Local Python installation#
This is the recommended method for advanced strategy development. You can checkout the example code and run it on your local computer.
This method uses Git checkout and Poetry package manager for Python.
This is a good option if you are using any of popular IDEs such as
PyCharm
Visual Studio Code with Jupyter Visual Studio Code extension. Choosing a black-on-white theme recommended, because the default charts assume white background.
We give instructions to Visual Studio Code, but PyCharm installation is very similar.
Before starting#
Note
The installation method described here is for advanced Python developers. If you are new to Python we recommend using Visual Studio Dev Container installation method instead. If you think you can set up your own local environment from the scratch, you need to be able to resolve Python version and package compatibility issues, or other issues which may occur.
Note
Before getting started, double check that you are using a compatible Python version. Because of complex data analysis libraries used, the Python version compatibility is picky.
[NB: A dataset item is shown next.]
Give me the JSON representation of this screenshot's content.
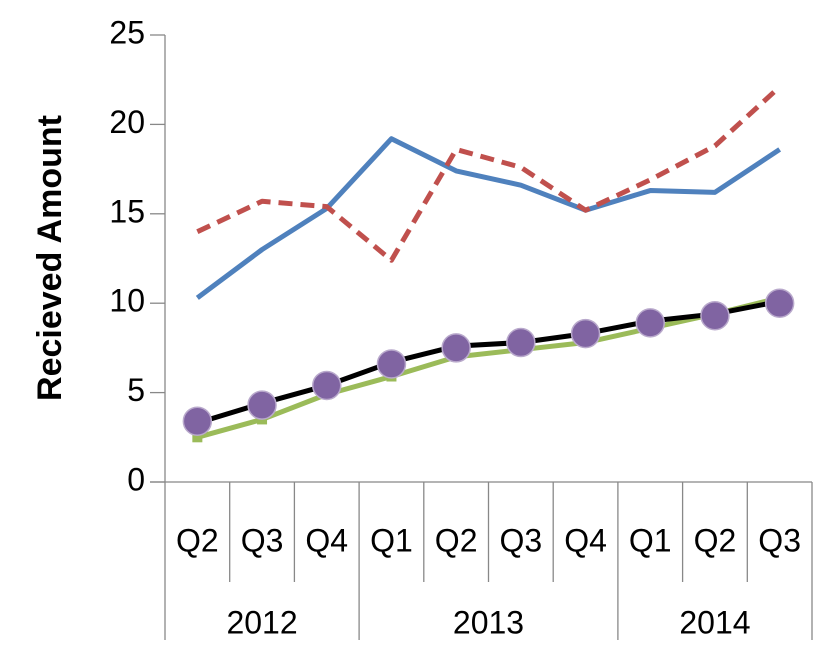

The current supported Python versions are listed in pyproject.toml.
Installation steps#
Git clone the Trading Executor repository from Github.
Install the client and its dependencies using Poetry:
# Assumes you have SSH key set up with your Github account
git clone [email protected]:tradingstrategy-ai/trade-executor.git
cd trade-executor
git submodule update --init --recursive
# Extra dependencies
# - execution: infrastructure to run live strategies
# - web-server: support webhook server of live strategy executors
# - qstrader: still needed to run legacy unit tests
poetry install --all-extras
Configure Visual Studio Code to use Python interpreter from Poetry installation.
First in Poetry shell figure where Poetry installed the Python interpreter:
which python
This gives you the full path of python command like:
/Users/moo/Library/Caches/pypoetry/virtualenvs/tradingstrategy-lMEetNwg-py3.8/bin/python
Then use Visual Studio Code Python: Select Interpreter command from Command palette to configure this interpreter by choosing Enter interpreter path option for the interpreter.
Now you can run Getting started and other example notebooks. Open ipynb file in Visual Studio Code. Then choose Run All on the open notebook.
Local Python environment with git checkout#
This is the recommended method for advanced strategy development. You can checkout the example code and run it on your local computer, using Visual Studio Code, PyCharm or other local Python editor.
Install Jupyter Visual Studio Code extension. Choosing a black-on-white theme recommended, because the default charts assume white background.
Git clone the Trading Strategy client repository from Github.
Install the client and its dependencies using Poetry:
cd client
poetry shell
poetry install
Configure Visual Studio Code to use Python interpreter from Poetry installation.
First in Poetry shell figure where Poetry installed the Python interpreter:
which python
This gives you the full path of python command.
/Users/moo/Library/Caches/pypoetry/virtualenvs/tradingstrategy-lMEetNwg-py3.8/bin/python
Then use Visual Studio Code Python: Select Interpreter command from Command palette to configure this interpreter by choosing Enter interpreter path option for the interpreter.
Now you can run Getting started and other example notebooks. Open ipynb file in Visual Studio Code. Then choose Run All on the open notebook.
Local Jupyter installation#
You run notebooks by installing a local Jupyter notebook installation. This will create a local Jupyter server and open Jupyter notebooks in your web browser.
Take a git checkout.
Install using poetry:
poetry install
Then start Jupyter server at the root folder:
ipython notebook
Navigate to a file you want to edit in your web browser.